Aujourd’hui, Israël et ses partisans, face aux reproches encourus causés par leur pratique quasi terroriste du maintien de l’ordre en Palestine et à Gaza n’ont plus pour justifier l’injustifiable que le recours systématique à l’excuse de la Shoah. Le président iranien en proférant ses menaces à l’encontre d’Israël alimente cette paranoïa victimaire. La montée en puissance des forces religieuses extrémistes juives produit une idéologie raciste, le Palestinien perdant sa qualité d’homme ou de femme pour devenir une simple menace permanente.
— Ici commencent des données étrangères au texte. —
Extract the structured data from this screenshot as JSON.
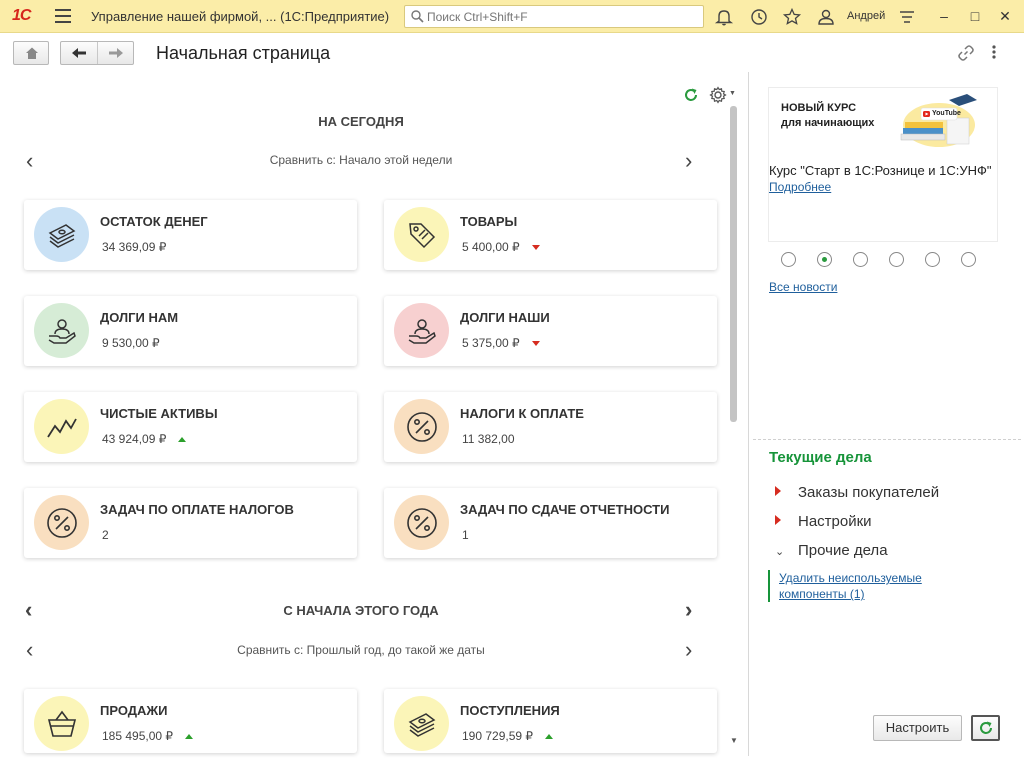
{
  "titlebar": {
    "logo": "1С",
    "app_title": "Управление нашей фирмой, ...   (1С:Предприятие)",
    "search_placeholder": "Поиск Ctrl+Shift+F",
    "user": "Андрей"
  },
  "nav": {
    "page_title": "Начальная страница"
  },
  "today": {
    "title": "НА СЕГОДНЯ",
    "compare": "Сравнить с: Начало этой недели",
    "cards": [
      {
        "title": "ОСТАТОК ДЕНЕГ",
        "value": "34 369,09 ₽",
        "trend": "none",
        "icon": "money-stack-icon",
        "color": "#c9e1f5"
      },
      {
        "title": "ТОВАРЫ",
        "value": "5 400,00 ₽",
        "trend": "down",
        "icon": "price-tag-icon",
        "color": "#fbf5b8"
      },
      {
        "title": "ДОЛГИ НАМ",
        "value": "9 530,00 ₽",
        "trend": "none",
        "icon": "hand-person-icon",
        "color": "#d6ecd6"
      },
      {
        "title": "ДОЛГИ НАШИ",
        "value": "5 375,00 ₽",
        "trend": "down",
        "icon": "hand-person-icon",
        "color": "#f7d0d0"
      },
      {
        "title": "ЧИСТЫЕ АКТИВЫ",
        "value": "43 924,09 ₽",
        "trend": "up",
        "icon": "zigzag-chart-icon",
        "color": "#fbf5b8"
      },
      {
        "title": "НАЛОГИ К ОПЛАТЕ",
        "value": "11 382,00",
        "trend": "none",
        "icon": "percent-icon",
        "color": "#f9dfc0"
      },
      {
        "title": "ЗАДАЧ ПО ОПЛАТЕ НАЛОГОВ",
        "value": "2",
        "trend": "none",
        "icon": "percent-icon",
        "color": "#f9dfc0"
      },
      {
        "title": "ЗАДАЧ ПО СДАЧЕ ОТЧЕТНОСТИ",
        "value": "1",
        "trend": "none",
        "icon": "percent-icon",
        "color": "#f9dfc0"
      }
    ]
  },
  "year": {
    "title": "С НАЧАЛА ЭТОГО ГОДА",
    "compare": "Сравнить с: Прошлый год, до такой же даты",
    "cards": [
      {
        "title": "ПРОДАЖИ",
        "value": "185 495,00 ₽",
        "trend": "up",
        "icon": "basket-icon",
        "color": "#fbf5b8"
      },
      {
        "title": "ПОСТУПЛЕНИЯ",
        "value": "190 729,59 ₽",
        "trend": "up",
        "icon": "money-stack-icon",
        "color": "#fbf5b8"
      }
    ]
  },
  "news": {
    "banner_line1": "НОВЫЙ КУРС",
    "banner_line2": "для начинающих",
    "banner_badge": "YouTube",
    "title": "Курс \"Старт в 1С:Рознице и 1С:УНФ\"",
    "more": "Подробнее",
    "all_news": "Все новости",
    "active_dot": 1,
    "dot_count": 6
  },
  "tasks": {
    "title": "Текущие дела",
    "items": [
      {
        "label": "Заказы покупателей",
        "state": "collapsed"
      },
      {
        "label": "Настройки",
        "state": "collapsed"
      },
      {
        "label": "Прочие дела",
        "state": "expanded"
      }
    ],
    "subtask_line1": "Удалить неиспользуемые",
    "subtask_line2": "компоненты (1)",
    "setup_button": "Настроить"
  }
}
Massacre de masse et Shoah

Dans ce contexte là, ne pouvant nier la réalité de la solution finale, de nouveaux révisionnistes, mus par leur solidarité avec le peuple palestinien tentent de dé-fétichiser la Shoah, d’enlever à Israël sa justification victimaire en la considérant comme un massacre comme un autre. Accepter cette démarche c’est refuser que ce qu’ont fait les nazis et leurs alliés est plus qu’un simple massacre. Accepter cette démarche c’est refuser de s’interroger sur ce qui s’est passé pendant ces années terribles. Accepter cette démarche c’est aussi trouver normal que l’humanité passe de massacres en massacres sans jamais s’interroger sur sa propre responsabilité, puisque ce sont toujours les autres qui font cela.